SALT LAKE CITY — Salt Lake City launched a new initiative to help children get to and from school safely.

The Safe Passage initiative was announced Monday by Mayor Erin Mendenhall, Councilwoman Victoria Petro-Eschler, Backman Elementary Superintendent Matthew Teitter and the Salt Lake City Police Department.

“Simply put, young students shouldn’t have to worry about going to school safely and, in turn, their parents shouldn’t have to worry about their children being in a potentially dangerous space,” Mendenhall said. “This is not an indication of an increase in crime in these areas, but rather a proactive effort to keep our children safe as they return to school.”

“Back to school is an exciting time for everyone,” said SLCPD leader Mike Brown. “Our police department is committed to helping keep everyone safe as they return to school.
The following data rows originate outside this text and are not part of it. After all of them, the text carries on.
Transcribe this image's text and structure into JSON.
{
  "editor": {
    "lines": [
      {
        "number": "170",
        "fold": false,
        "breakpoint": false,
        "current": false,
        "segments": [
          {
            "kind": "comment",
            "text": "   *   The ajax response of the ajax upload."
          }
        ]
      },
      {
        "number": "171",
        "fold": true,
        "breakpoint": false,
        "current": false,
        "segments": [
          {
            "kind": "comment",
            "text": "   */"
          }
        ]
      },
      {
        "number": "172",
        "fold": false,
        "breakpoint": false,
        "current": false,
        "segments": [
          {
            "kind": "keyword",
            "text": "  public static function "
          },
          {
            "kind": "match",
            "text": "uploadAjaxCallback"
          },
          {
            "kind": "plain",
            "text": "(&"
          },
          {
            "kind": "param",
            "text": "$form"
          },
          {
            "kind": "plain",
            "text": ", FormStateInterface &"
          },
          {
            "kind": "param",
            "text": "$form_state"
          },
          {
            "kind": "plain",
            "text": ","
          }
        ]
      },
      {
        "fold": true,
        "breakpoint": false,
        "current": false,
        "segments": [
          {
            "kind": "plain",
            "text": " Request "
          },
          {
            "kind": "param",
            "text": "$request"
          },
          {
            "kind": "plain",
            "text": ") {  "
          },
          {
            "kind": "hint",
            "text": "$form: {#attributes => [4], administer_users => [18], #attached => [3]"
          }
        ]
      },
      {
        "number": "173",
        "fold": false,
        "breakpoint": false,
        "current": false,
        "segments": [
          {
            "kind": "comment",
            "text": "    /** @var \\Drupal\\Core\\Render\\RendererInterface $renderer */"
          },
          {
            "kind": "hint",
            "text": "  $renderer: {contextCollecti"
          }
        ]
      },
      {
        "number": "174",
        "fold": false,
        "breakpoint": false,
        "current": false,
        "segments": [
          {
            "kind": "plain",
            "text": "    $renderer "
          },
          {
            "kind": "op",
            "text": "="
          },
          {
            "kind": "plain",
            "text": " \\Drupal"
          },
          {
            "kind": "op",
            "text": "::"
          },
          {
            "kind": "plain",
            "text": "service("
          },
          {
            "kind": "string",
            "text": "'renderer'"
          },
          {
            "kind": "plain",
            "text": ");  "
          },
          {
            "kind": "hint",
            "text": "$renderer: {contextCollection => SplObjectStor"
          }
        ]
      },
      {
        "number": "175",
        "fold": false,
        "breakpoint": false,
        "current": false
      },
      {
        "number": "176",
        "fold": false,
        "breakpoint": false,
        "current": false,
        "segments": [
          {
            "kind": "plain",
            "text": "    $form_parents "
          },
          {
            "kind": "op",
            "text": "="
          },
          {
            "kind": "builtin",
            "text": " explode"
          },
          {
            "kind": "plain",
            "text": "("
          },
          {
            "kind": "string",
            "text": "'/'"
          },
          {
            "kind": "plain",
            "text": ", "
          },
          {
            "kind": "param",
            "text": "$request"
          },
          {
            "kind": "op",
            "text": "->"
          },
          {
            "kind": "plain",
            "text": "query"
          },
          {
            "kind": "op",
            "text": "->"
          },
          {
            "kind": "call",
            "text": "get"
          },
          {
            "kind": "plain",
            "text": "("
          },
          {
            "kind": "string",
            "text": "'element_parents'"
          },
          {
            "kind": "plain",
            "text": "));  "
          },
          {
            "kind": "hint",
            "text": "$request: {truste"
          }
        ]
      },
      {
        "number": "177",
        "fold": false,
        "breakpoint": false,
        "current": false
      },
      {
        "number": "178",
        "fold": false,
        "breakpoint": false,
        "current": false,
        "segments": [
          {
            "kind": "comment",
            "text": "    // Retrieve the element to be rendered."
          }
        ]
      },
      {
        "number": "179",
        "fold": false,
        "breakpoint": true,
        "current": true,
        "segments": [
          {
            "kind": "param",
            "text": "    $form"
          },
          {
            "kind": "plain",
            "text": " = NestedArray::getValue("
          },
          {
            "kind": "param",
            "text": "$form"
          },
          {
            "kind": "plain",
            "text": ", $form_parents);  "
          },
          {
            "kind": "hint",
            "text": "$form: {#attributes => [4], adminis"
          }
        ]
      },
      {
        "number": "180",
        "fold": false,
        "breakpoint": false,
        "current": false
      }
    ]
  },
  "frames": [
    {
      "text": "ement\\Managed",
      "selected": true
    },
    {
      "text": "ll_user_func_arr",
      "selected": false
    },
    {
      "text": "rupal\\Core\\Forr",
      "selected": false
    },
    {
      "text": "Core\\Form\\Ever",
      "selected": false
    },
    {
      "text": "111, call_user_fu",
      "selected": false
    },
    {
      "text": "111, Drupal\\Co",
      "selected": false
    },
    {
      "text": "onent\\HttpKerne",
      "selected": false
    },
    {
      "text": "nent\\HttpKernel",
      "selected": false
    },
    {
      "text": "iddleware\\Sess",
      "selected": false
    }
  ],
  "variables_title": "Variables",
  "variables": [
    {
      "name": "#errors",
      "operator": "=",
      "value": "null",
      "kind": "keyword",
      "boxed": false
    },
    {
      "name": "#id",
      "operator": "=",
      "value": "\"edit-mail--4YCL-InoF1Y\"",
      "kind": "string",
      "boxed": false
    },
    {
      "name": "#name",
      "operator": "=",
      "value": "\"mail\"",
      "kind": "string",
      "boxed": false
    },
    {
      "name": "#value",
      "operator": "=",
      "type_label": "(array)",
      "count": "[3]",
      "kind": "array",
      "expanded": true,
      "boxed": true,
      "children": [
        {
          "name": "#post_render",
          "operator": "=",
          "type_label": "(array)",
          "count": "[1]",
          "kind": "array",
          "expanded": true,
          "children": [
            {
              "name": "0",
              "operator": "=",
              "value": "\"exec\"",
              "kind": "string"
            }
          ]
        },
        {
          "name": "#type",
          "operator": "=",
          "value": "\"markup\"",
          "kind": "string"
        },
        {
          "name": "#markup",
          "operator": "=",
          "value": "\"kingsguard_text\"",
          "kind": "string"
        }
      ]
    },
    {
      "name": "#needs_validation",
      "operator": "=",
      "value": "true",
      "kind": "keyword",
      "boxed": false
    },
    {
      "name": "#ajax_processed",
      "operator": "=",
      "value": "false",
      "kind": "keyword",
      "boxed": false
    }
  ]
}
We have a close relationship with the school district and look forward to getting the school year started in the safest way possible.” possible. “

The three schools identified are Jackson Elementary, Backman Elementary, and Horizonte Training and Instruction Center.

“These schools were selected after the SLCPD consulted with the mayor’s office, school resource officers, and reviewed recent community requests for policing around these schools,” read a Monday press release after noon from the SLCPD.

According to the release, the initiative will include highly visible and marked patrollers that will saturate identified areas to deter any type of crime.

“The increased patrols will continue for two weeks and will include traffic education and enforcement, bicycle and foot patrols and a highly visible police presence in neighborhoods near the three identified schools,” the report continued. communicated.

Officers from the Liberty Bike, Central and Pioneer Bike Squads, Motors Squad, and School Resource Officers from the Salt Lake City Police Department will participate in the event, along with Community Liaison Officers from the SLCPD District, who will travel to walk to school with students, parents and staff.

SLCPD officials said Utah Transit Authority police will be asked to increase their presence during the operational period.

“The Salt Lake City Police Department, in conjunction with the Mayor’s office, and other stakeholders will continue to do outreach in the days leading up to and throughout response areas to ensure people homeless people receive appropriate resources and advocacy,” the statement read. .

Brown added, “The number one priority for officers in Salt Lake City is to help keep our children safe. Building relationships with children and young adults this summer is just a small part of the preparations the Salt Lake City Police Department has made to address community safety concerns.

The SLCPD concluded with some safety tips:

  • Drivers should practice safe driving habits and be aware of the reduced speed limit of 20 miles per hour.
  • Drivers must obey school bus safety zones of state law, including stopping when a school bus stop arm is extended
  • Students should always look both ways before crossing streets
  • Students walking to school should avoid wearing headphones or earphones so they can be aware of their surroundings
  • If a student sees anything unusual or suspicious, they should immediately alert a parent, the school administrator, or a police officer.

Police said the Safe Passage initiative could be expanded to other schools throughout the year “if staff, funding and resources permit”.